802.1x Authentication with FreeNAS 9.10

[marove]

Hello everybody,

I've just installed FreeNAS 9.10 and have created a encrypted Z-Volume. Everything works just fine.

Now I want to plug the server into a network which requires 802.1x authentication. I'm very new to BSD so I've read some sites and it seems to work with wpa_supplicant (http://mini-it-world.blogspot.de/2013/03/freebsd-9-authenticate-to-8021x-wired.html ). I've logged into the console, and it seems that wpa_supplicant is not installed by default. I've read, that I should not install packaged directly to the system and should use jails for this but as I understand it correctly, the jails are installed on the encrypted Z-Volume, so even if I will get it running and the machine will get restarted, the machine will lose the access to the jail and can not access the network. This also means I can not unlock the encrypted volume (In the final setup, I don't have physical access to the server).

Is there any clean way to connect the server to an 802.1x Network?

It would be great if you can help me.
Regards

Marove

 

[dlavigne]

Were you able to figure out a solution for this?

 

[pschatz100]

I would pick up a wifi router that can act as a bridge to the rest of your wifi network. That way, the wifi burden is not on FreeNAS. I've been running this way for over two years. It is certainly not the least expensive solution, but is robust and gives you the flexibility to configure your network exactly the way you want it. Also, put it all on a UPS. You'll be glad you did.

 

[c32767a]

Hello everybody,

I've just installed FreeNAS 9.10 and have created a encrypted Z-Volume. Everything works just fine.

Now I want to plug the server into a network which requires 802.1x authentication.

Is there any clean way to connect the server to an 802.1x Network?

Marove

No.

Wired 802.1x requires negotiation when the network interface link comes up. Since it's not part of the current OS, the developers would have to integrate WPA_Supplicant into the base OS network stack. Even if they agreed to do it, I doubt it would happen quickly.

Your next best option would be to add an intermediate device like pschatz100 suggested. How well that works will depend on how restrictive of a policy your network admins have on your switch port. You will most likely have to do NAT on that device, since typically 802.1x requires each MAC address to authenticate.

 

[pschatz100]

Actually, a device like the Asus EA-N66 would make it quite simple to bridge to an existing wifi network - FreeNAS will not even know it is connected via wifi. Of course, there are more sophisticated options as well as faster ones. The whole point of a bridge is that it would be transparent to the system. Simple is usually better when it comes to networking.

 

[marove]

Hello Everybody,

thank you for all your answers. I think I will choose the solution with the router in between. Are there any suggestions on a gigabit router/switch which can talk 802.1x and probably does NATing?

Regards
Marove

 

[c32767a]

Hello Everybody,

thank you for all your answers. I think I will choose the solution with the router in between. Are there any suggestions on a gigabit router/switch which can talk 802.1x and probably does NATing?

Regards
Marove

I don't know the current state of the art in consumer routers that can do wired .1x, so I can't recommend anything.

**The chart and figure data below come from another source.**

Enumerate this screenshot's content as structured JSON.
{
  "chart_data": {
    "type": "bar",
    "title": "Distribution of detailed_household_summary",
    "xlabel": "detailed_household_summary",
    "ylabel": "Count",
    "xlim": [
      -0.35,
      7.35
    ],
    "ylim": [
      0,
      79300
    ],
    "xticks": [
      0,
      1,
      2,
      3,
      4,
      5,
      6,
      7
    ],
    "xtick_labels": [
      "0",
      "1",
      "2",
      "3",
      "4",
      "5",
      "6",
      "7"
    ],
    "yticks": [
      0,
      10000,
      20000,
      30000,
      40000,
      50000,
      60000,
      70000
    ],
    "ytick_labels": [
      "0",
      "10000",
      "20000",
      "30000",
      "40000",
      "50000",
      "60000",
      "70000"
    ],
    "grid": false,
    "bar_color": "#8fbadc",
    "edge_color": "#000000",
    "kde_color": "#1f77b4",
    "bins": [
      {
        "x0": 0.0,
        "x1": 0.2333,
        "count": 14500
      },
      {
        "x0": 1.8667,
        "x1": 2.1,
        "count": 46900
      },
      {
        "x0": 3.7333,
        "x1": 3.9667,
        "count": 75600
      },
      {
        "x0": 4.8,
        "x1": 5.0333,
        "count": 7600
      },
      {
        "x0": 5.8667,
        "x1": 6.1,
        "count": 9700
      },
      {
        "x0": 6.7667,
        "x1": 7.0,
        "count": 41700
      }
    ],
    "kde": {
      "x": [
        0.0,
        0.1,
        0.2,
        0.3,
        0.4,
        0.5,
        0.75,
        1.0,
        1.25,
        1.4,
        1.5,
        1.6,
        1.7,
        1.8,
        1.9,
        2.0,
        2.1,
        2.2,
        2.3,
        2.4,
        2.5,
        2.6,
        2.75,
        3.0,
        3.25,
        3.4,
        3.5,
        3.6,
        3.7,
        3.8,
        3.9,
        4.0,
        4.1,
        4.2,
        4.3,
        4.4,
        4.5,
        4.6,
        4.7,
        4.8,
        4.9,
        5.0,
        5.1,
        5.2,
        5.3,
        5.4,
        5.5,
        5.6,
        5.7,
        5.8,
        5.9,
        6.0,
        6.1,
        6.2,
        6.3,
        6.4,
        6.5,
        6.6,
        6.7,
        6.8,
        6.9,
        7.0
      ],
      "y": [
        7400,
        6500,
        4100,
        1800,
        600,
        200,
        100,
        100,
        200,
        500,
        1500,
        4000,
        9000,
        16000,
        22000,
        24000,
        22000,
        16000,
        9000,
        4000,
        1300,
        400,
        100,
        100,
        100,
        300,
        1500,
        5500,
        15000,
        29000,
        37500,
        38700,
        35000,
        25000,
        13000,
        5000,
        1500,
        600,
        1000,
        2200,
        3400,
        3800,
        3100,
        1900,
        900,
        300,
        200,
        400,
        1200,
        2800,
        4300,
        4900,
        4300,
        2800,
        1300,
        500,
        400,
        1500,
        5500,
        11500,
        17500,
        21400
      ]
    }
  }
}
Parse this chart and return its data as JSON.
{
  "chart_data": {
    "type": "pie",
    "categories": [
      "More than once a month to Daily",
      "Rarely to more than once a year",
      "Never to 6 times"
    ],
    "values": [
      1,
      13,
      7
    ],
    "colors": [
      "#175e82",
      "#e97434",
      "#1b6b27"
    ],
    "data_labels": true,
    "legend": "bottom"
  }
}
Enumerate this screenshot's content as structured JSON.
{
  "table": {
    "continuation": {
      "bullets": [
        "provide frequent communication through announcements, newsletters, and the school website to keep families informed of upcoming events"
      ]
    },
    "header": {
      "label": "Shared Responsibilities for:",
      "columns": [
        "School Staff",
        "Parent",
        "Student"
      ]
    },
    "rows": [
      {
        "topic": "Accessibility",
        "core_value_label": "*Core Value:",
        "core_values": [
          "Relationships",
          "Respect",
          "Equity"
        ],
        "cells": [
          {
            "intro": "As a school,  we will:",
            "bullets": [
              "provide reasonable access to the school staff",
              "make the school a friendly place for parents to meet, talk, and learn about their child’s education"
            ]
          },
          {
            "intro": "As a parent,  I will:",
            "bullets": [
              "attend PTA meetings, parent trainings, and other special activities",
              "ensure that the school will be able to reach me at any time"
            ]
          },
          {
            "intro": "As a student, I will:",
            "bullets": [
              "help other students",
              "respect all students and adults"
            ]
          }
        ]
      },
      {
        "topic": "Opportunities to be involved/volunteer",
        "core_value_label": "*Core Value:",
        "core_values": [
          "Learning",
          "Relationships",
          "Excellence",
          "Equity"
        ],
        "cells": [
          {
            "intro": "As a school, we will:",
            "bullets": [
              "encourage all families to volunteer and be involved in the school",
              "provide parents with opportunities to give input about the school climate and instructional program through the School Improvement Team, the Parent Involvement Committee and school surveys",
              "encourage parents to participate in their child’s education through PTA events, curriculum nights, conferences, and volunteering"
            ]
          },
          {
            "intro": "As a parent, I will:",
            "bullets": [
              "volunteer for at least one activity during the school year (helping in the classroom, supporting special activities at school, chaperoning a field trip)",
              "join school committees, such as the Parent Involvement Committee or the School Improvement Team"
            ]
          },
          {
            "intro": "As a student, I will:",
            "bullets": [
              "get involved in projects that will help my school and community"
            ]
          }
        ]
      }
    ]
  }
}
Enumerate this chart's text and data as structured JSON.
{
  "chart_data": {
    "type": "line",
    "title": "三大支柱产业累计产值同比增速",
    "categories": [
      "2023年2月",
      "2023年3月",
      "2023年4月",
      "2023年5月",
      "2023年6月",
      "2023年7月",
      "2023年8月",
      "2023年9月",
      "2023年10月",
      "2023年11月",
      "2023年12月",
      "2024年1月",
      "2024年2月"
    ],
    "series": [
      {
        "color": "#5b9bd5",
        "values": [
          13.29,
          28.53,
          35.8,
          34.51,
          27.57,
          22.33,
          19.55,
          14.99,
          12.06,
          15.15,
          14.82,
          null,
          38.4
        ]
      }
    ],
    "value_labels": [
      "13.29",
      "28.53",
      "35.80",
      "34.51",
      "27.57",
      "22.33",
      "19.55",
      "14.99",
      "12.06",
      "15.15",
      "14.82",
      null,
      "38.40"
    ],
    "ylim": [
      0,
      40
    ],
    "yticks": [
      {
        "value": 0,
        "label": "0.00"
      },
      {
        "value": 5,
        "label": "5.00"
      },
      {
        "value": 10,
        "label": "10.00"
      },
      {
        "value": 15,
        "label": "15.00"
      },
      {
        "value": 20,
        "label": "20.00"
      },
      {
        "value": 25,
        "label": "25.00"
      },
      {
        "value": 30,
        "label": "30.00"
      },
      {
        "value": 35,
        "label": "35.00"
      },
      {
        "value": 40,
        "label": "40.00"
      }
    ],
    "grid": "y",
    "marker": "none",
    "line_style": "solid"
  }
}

You could get pfSense and run it on a piece of hardware you already have, or buy a small 2 port box from them. That would likely be the most flexible in terms of capabilities. And, if you start by running it on some hardware you already have, you can test the solution before making any investments.

 

[c32767a]

Actually, a device like the Asus EA-N66 would make it quite simple to bridge to an existing wifi network - FreeNAS will not even know it is connected via wifi. Of course, there are more sophisticated options as well as faster ones. The whole point of a bridge is that it would be transparent to the system. Simple is usually better when it comes to networking.

The Asus is an access point and only has one ethernet port. The OP asked for a solution for wired 802.1x.

 

[pschatz100]

The Asus is an access point and only has one ethernet port. The OP asked for a solution for wired 802.1x.

You are right about the OP asking about 802.1x network. I read the original post rather quickly and made a mistake thinking the goal was attaching to an 802.11 network. My bad.

However, the Asus device is a flexible little gadget that can be configured as an access point or a bridge. They are terrific for connecting a device that only has ethernet capability to a wifi network - and the best part is that, once set up, they can be managed remotely.